Vern Partlow; His Peace Song Stirred Ruckus

Vern Partlow, whose 60-year career included stints as publicist, journalist, composer and folk singer but who will be remembered best by an older generation for one of the first peace songs, "Old Man Atom," died Sunday of cancer at a Los Angeles hospital. He was 76.

In 1945, shortly after the bombing of Hiroshima, Partlow wrote his grim, whimsical plea for an end to war, with this plaintive coda: "Peace in the world or the world in pieces."

Five years later, at the height of the McCarthy Era, recordings of the song were withdrawn and its broadcast prohibited. The New York Times editorialized that banning the song because the Soviet Union had developed its own nuclear arsenal was "a new high in absurdity."

After the furor, Partlow, who was then employed as a political columnist at the Los Angeles Daily News, was asked to publicly declare that he was not a member of the Communist Party.
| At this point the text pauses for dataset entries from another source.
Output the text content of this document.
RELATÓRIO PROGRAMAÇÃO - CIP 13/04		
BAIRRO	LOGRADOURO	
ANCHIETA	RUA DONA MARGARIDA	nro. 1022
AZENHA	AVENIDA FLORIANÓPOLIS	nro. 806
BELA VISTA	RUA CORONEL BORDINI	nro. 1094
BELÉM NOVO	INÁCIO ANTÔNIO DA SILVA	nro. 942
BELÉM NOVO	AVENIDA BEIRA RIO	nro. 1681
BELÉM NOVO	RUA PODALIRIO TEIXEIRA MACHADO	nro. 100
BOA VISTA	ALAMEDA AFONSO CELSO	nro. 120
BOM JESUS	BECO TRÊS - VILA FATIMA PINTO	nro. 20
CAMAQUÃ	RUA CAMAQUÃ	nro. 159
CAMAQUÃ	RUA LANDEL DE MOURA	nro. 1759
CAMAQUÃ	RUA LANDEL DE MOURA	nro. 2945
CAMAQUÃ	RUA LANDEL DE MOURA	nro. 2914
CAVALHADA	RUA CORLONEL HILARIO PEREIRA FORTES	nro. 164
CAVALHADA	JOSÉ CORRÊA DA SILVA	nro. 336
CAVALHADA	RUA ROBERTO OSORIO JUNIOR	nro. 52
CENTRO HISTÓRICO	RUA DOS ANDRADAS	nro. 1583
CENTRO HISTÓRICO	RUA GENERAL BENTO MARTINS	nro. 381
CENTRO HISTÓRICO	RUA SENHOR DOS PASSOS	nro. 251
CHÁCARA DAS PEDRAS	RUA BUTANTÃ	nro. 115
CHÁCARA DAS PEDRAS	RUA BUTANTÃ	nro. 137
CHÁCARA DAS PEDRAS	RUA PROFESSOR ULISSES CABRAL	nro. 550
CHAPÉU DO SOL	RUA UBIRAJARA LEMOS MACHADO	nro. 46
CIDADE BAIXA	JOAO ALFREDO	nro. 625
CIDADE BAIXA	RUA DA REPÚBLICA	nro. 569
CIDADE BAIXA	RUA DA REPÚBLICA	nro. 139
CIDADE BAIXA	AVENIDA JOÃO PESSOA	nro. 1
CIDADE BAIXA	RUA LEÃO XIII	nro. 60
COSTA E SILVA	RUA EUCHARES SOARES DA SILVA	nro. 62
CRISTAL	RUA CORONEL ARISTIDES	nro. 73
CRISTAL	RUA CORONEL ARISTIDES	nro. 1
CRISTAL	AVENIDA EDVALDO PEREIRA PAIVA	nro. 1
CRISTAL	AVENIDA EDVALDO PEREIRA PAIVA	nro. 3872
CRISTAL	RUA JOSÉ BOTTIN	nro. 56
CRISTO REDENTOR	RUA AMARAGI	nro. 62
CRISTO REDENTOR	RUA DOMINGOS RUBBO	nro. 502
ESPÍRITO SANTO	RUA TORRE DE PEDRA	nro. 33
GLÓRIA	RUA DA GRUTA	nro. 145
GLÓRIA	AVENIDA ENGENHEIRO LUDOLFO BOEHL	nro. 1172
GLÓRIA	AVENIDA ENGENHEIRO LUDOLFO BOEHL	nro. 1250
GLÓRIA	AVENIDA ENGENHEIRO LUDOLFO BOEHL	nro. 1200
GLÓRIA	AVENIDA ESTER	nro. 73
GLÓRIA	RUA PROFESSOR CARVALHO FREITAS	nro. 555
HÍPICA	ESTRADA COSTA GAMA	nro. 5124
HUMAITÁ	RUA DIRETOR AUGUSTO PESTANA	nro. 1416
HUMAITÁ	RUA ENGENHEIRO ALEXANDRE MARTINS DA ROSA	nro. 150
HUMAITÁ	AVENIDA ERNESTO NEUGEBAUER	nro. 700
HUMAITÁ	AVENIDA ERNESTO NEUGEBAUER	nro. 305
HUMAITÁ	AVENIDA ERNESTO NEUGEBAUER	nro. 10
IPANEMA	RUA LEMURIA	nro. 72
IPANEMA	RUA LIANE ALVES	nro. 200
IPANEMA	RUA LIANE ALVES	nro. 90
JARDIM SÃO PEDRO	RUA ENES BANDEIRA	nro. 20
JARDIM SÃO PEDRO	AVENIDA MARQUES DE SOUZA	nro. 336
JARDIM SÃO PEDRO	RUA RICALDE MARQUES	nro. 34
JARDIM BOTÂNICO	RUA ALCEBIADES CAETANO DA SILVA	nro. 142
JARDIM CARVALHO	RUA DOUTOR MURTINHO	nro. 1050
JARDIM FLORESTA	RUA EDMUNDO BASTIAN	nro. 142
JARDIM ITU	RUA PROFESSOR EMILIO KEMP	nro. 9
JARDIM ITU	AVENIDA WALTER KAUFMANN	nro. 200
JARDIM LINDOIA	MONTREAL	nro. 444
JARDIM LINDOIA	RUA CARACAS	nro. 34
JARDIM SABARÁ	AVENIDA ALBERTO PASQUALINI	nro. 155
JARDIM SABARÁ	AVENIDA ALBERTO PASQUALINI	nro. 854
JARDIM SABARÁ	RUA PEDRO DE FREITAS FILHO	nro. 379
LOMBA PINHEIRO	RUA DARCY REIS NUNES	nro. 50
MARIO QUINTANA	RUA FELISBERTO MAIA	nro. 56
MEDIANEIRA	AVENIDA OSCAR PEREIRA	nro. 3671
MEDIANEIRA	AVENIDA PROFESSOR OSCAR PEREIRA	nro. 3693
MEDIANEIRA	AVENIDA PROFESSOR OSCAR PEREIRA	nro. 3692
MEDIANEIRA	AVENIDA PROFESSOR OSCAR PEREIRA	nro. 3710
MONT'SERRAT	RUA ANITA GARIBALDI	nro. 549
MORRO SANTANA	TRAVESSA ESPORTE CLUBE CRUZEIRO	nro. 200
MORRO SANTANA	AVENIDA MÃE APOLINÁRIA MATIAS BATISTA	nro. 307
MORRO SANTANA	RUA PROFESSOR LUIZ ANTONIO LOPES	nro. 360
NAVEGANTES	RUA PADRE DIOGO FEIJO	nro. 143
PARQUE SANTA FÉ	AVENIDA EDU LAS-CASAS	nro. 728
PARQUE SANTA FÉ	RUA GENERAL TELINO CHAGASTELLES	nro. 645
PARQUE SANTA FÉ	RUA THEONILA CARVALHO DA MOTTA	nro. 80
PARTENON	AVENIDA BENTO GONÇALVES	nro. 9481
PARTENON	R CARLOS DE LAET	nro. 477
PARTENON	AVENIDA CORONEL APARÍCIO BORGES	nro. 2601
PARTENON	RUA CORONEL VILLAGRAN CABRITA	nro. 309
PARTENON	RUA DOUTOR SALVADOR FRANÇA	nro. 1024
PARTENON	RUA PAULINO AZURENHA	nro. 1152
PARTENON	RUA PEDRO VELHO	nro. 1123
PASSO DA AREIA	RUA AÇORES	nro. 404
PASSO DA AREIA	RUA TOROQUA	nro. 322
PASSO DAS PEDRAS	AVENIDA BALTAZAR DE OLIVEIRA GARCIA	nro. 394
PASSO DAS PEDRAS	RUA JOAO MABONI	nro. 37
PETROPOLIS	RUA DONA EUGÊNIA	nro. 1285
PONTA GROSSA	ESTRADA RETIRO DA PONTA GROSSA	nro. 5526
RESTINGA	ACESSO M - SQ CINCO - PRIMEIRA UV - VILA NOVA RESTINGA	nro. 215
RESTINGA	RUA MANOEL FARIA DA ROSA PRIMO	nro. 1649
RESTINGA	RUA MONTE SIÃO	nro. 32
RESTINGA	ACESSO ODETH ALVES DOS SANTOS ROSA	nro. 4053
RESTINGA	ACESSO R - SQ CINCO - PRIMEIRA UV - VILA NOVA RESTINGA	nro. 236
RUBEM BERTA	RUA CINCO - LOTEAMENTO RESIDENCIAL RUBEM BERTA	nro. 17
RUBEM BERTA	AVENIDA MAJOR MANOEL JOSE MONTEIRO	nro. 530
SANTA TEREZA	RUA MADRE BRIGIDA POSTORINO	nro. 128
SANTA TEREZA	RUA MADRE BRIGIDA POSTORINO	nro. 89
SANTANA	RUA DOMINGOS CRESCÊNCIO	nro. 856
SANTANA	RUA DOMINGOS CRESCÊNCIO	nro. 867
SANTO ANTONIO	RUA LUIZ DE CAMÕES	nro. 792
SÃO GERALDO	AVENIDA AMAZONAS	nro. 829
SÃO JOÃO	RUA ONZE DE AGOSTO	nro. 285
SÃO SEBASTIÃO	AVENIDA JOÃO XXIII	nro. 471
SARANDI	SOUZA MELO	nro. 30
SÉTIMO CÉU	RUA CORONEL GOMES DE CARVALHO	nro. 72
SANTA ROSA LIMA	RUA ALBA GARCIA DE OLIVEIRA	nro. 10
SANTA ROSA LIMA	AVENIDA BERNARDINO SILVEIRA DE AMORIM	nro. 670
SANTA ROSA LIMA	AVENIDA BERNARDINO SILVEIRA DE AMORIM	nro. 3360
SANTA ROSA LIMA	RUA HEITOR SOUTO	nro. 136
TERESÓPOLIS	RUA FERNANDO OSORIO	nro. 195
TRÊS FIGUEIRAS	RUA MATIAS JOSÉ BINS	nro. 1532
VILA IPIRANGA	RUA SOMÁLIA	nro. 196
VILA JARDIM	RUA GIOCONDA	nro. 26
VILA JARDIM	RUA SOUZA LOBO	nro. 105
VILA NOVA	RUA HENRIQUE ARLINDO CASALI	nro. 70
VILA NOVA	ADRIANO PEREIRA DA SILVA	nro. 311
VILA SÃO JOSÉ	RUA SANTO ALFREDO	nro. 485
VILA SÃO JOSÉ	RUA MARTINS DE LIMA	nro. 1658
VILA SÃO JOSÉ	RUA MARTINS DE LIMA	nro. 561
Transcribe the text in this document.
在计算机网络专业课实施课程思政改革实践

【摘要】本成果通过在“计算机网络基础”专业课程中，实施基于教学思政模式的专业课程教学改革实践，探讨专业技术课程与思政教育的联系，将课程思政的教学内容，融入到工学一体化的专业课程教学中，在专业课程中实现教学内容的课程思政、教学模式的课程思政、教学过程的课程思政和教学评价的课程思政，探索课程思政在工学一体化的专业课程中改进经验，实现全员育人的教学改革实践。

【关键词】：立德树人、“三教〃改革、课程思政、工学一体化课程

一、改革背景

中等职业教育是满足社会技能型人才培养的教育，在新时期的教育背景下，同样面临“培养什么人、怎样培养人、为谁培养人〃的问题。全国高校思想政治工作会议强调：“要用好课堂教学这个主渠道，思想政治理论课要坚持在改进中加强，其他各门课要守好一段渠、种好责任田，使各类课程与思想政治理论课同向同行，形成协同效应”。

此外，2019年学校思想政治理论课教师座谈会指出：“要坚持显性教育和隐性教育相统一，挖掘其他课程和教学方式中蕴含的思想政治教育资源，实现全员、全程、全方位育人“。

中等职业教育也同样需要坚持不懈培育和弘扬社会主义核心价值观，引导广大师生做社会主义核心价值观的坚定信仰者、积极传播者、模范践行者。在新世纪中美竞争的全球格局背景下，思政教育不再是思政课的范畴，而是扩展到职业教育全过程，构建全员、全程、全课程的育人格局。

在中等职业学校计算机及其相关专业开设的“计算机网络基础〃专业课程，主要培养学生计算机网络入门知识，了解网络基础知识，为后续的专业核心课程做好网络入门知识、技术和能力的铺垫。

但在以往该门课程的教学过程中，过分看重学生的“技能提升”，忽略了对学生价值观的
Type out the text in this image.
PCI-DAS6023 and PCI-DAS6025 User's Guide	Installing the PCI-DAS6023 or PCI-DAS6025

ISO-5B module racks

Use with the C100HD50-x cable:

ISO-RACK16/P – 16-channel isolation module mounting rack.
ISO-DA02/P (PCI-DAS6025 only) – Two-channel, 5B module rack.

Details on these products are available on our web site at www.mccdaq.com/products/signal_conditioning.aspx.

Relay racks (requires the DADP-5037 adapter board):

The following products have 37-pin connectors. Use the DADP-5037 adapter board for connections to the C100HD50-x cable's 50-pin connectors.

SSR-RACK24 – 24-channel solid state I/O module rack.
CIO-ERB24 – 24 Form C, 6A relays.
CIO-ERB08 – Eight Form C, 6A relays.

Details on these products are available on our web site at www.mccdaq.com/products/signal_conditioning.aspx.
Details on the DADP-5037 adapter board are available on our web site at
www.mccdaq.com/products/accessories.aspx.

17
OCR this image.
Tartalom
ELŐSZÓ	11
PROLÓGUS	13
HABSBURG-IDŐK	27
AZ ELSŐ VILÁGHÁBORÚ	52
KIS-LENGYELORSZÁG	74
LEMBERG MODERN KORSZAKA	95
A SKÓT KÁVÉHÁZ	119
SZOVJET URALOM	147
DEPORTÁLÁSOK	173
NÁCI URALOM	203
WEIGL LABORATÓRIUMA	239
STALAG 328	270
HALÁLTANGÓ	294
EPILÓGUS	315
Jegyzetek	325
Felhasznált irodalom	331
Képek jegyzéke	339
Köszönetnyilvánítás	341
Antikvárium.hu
He refused on principle and was fired.

Before joining the News, he had worked as a public relations consultant in the campaigns of City Councilman (and now Rep.) Edward R. Roybal, Atty. Gen. (and later Gov.) Edmund G. (Pat) Brown and Los Angeles Mayor Fletcher Bowron.

He returned to the publicity and public relations fields, specializing in Jewish organizations.

Survivors include three sons and four grandchildren.